Il faut savoir ce que l’on veut. Une société ne saurait souffrir des modes de vie aussi divergents. On ne peut pas éradiquer le patriarcat des uns et exalter celui des autres. Pour être cohérent, M.Mélenchon devrait fustiger l’islamisme qui maintient la femme dans une situation de minorité et sous la tutelle de l’homme. Il devrait s’élever contre l’homophobie qui habite les mœurs et les coutumes islamiques. Il n’est pas interdit de rêver…
D’ailleurs, les islamistes exultent de l’adoption de la PMA. Ils ont un argument de plus pour démontrer que les droits de l’homme sont devenus fous ! Ils répondent aux « modernistes » comme moi que la défense des droits de l’homme n’est rien d’autre qu’un prétexte pour instaurer la « débauche » et des « pratiques contre-nature ». Ils nous accusent d’être le cheval de Troie d’un projet diabolique qui vise à déconstruire le patriarcat…
Dans le monde arabe et très certainement en Afrique subsaharienne, il devient très difficile de se réclamer des droits de l’homme. Tous les apprentis tortionnaires et aspirants dictateurs répondent en chœur : « ne nous parlez pas de vos droits de l’homme, nous savons que vous aspirez au final à instaurer le mariage gay et la procréation des couples homosexuels ».
Cela ne veut pas dire qu’il faut se résigner et renoncer à défendre les droits de l’homme. Il s’agit plutôt d’inventer une nouvelle doctrine de la dignité humaine qui puisse être opérationnel dans les pays musulmans et partout où le patriarcat a encore un sens. Nous autres, au sud, en sommes encore à interdire la torture, l’excision, l’esclavage et la persécution religieuse. Et ce n’est pas gagné. Nous en sommes encore à inventer les mécanismes pour contrôler l’action de l’Etat.
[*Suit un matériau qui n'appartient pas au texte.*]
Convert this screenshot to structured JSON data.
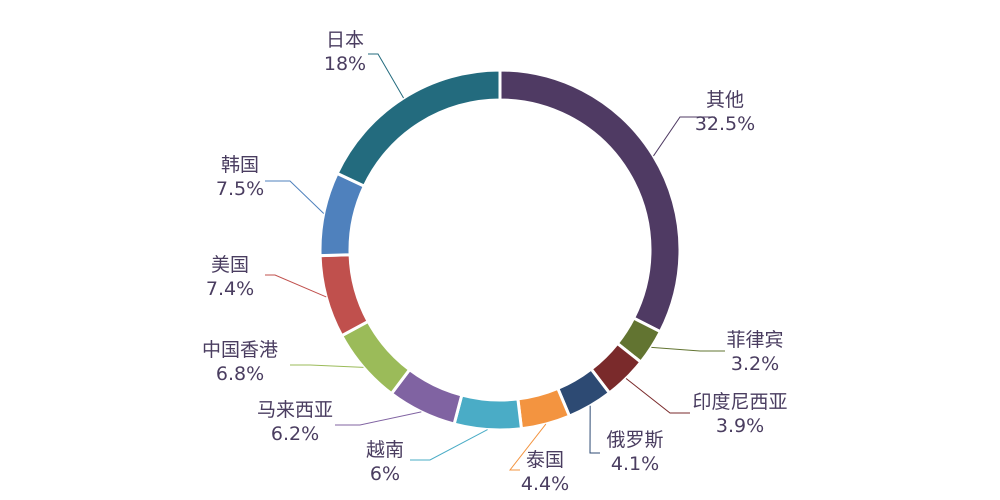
{
  "chart_data": {
    "type": "pie",
    "variant": "donut",
    "title": "",
    "slices": [
      {
        "name": "其他",
        "value": 32.5,
        "label": "32.5%",
        "color": "#4f3a63"
      },
      {
        "name": "菲律宾",
        "value": 3.2,
        "label": "3.2%",
        "color": "#627431"
      },
      {
        "name": "印度尼西亚",
        "value": 3.9,
        "label": "3.9%",
        "color": "#7a2a2b"
      },
      {
        "name": "俄罗斯",
        "value": 4.1,
        "label": "4.1%",
        "color": "#2d4a73"
      },
      {
        "name": "泰国",
        "value": 4.4,
        "label": "4.4%",
        "color": "#f39440"
      },
      {
        "name": "越南",
        "value": 6.0,
        "label": "6%",
        "color": "#4aacc6"
      },
      {
        "name": "马来西亚",
        "value": 6.2,
        "label": "6.2%",
        "color": "#8063a2"
      },
      {
        "name": "中国香港",
        "value": 6.8,
        "label": "6.8%",
        "color": "#9bbb59"
      },
      {
        "name": "美国",
        "value": 7.4,
        "label": "7.4%",
        "color": "#c0504d"
      },
      {
        "name": "韩国",
        "value": 7.5,
        "label": "7.5%",
        "color": "#4f81bd"
      },
      {
        "name": "日本",
        "value": 18.0,
        "label": "18%",
        "color": "#236b7e"
      }
    ],
    "start_angle": "top",
    "direction": "clockwise",
    "legend": "none"
  }
}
Nous en sommes encore à imaginer des mesures pour éviter les crimes d’honneur. Nous en sommes encore à dissuader la foule de lyncher l’homosexuel. Oui, nous sommes en retard. Il aurait fallu réformer les lois pour garantir la liberté sexuelle et sacraliser l’intégrité physique et morale de l’individu. Oui, nous sommes en retard sur toute la ligne et j’en suis désolé à titre personnel. Nous sommes en retard et ce n’est pas la faute de la France, ni de M.Mélenchon ni de Mme. Buzin.
Il faudrait peut-être les remercier de nous avoir montré que la France a coupé le cordon ombilical avec sa vocation universaliste. Elle est désormais en orbite, loin, très loin des possibilités de tous les pays du sud qui l’ont prise comme modèle depuis leur accès à l’indépendance. C’est peut-être une très bonne nouvelle : sera enfin inventée une pensée authentiquement marocaine, algérienne, égyptienne et malienne de la dignité humaine. Une doctrine qui défende l’homme, la femme et l’enfant et pourquoi pas l’environnement. Le sud va enfin s’émanciper du nord et commencer à penser par lui-même. Il n’a pas le choix car le nord a largué les amarres pour de bon.